Despite these early published clinical reports and the above-mentioned theoretical concepts, the first warning advices for IBD patients on the SARS-CoV-2 outbreak were understandable, considering their well-known increased risk of several infections [7, 37, 38]. Nevertheless, recent international and governmental advices still mention increased risks of IBD patients, especially when using immunotherapy, for example in guidelines about vaccination of IBD patients by BSG, Dutch RIVM and a review on immunology in COVID-19 and IBD [29, 39, 40]. These differences in advices and publications confuse patients and gastroenterologists. Our study demonstrates that IBD patients, even when using immunotherapy, should not be worried more than other people for SARS-CoV-2 infections and severe COVID-19.

Strong points of this study are the robust and sober design. This is also the first article reporting one-year follow-up data. The characteristics of the CHE-IBD cohort are representative for common daily practice. Besides, the CHE-IBD cohort is situated in one of the most corona-affected regions in the Netherlands. Moreover, characteristics are well documented, including immunosuppressive therapy, by using value-based healthcare data. Determining the cohort by two measurements with a one-year interval is another strength, ensuring maximal inclusion. An extra search in the national mortality registry made sure no deaths were missed.

This study has also some limitations: at first, its retrospective monocenter design. Although the findings have high clinical value, no causality can be inferred. Also, it is unclear how many CHE-IBD patients were SARS-CoV-2 infected: testing capacity was scarce in the beginning, and out-of-hospital PCR tests are not reported to the hospitals centrally; therefore, mild COVID-19 patients could not be examined. Our findings might suggest that patients have been extra careful, especially in the beginning of the outbreak: all severe cases were affected in the second outbreak.

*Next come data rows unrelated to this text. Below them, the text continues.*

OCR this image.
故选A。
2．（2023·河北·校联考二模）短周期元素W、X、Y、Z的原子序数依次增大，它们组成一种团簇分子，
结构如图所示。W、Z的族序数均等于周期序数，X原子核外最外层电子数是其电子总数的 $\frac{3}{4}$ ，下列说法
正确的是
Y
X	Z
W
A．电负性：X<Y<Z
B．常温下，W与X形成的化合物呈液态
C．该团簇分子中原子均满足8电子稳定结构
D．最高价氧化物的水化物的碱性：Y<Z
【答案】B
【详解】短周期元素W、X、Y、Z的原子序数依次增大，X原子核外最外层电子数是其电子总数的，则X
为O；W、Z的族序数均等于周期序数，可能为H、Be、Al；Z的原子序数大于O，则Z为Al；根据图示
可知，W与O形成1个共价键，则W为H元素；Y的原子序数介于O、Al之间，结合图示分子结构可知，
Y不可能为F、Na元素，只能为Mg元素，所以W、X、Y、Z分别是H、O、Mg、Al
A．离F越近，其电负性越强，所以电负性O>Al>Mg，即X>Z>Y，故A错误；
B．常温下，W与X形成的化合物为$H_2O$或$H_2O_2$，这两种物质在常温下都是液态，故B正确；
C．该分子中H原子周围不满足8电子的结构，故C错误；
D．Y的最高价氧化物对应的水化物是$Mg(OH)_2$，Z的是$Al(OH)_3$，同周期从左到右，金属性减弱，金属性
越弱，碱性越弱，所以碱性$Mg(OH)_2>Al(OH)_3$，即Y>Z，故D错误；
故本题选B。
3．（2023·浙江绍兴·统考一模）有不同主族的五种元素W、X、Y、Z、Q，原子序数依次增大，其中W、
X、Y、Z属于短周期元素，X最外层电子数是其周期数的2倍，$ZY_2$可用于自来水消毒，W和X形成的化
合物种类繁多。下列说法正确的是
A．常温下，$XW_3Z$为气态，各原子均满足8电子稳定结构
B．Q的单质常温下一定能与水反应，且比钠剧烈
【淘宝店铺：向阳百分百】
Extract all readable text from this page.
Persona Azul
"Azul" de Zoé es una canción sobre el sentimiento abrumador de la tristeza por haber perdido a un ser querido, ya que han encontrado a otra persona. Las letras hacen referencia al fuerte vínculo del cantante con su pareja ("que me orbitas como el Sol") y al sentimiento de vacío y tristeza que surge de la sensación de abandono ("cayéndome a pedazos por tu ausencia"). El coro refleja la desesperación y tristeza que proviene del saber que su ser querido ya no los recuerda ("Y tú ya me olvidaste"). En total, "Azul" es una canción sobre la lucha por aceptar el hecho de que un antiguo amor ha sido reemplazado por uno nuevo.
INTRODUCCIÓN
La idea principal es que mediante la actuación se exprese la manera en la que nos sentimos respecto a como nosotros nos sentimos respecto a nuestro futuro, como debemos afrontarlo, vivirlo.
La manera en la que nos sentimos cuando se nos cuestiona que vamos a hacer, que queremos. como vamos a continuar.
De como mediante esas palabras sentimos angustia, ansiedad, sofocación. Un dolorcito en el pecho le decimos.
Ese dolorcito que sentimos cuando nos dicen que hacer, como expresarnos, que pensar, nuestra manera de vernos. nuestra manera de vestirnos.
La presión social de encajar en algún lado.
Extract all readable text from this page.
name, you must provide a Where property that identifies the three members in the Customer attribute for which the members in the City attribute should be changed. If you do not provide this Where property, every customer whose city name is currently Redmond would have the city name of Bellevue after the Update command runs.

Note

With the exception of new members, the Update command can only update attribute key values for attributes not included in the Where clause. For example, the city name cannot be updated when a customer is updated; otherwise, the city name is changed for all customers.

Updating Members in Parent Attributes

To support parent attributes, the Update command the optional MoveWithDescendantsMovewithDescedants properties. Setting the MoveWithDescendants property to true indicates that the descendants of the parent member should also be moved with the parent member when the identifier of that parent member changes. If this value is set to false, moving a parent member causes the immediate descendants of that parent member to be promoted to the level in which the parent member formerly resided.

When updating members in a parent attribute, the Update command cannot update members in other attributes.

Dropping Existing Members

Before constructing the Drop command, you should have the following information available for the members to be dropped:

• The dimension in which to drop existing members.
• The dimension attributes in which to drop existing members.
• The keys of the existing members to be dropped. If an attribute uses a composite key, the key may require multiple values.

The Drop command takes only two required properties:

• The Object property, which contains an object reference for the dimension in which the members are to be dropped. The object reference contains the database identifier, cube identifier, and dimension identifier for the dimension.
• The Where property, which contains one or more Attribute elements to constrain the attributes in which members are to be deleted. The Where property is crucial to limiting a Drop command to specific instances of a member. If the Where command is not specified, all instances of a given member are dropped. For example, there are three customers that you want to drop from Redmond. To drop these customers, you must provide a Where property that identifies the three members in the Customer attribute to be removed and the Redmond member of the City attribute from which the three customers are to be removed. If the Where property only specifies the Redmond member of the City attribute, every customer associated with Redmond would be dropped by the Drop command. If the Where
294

Also, patients may have been admitted to another hospital for COVID-19. This risk seems only small, because patients are well informed to contact us in case of fever or illness, especially when using immunotherapy. CHE admission capacity was limited in the first outbreak until June 2020, but during the whole period it was possible to admit severely ill patients. Also, IBD patients with immunosuppression are checked in the outpatient clinic every 3–6 months, and no other patients than the described eight cases have reported admission elsewhere, while several cases mentioned SARS-CoV-2 positivity with only mild complaints. Finally, regional and national mortality have been under-registered, especially for mortality outside the hospital. This strengthens the conclusion of our findings even more, whereas the CHE-IBD hospitalization and mortality rates are accurate.

In conclusion, this study demonstrates that neither IBD nor immunosuppressants are risk factors for severe COVID-19. This is important information for IBD patients and healthcare providers, but also for other patients with chronic inflammatory diseases and immunosuppressive medication.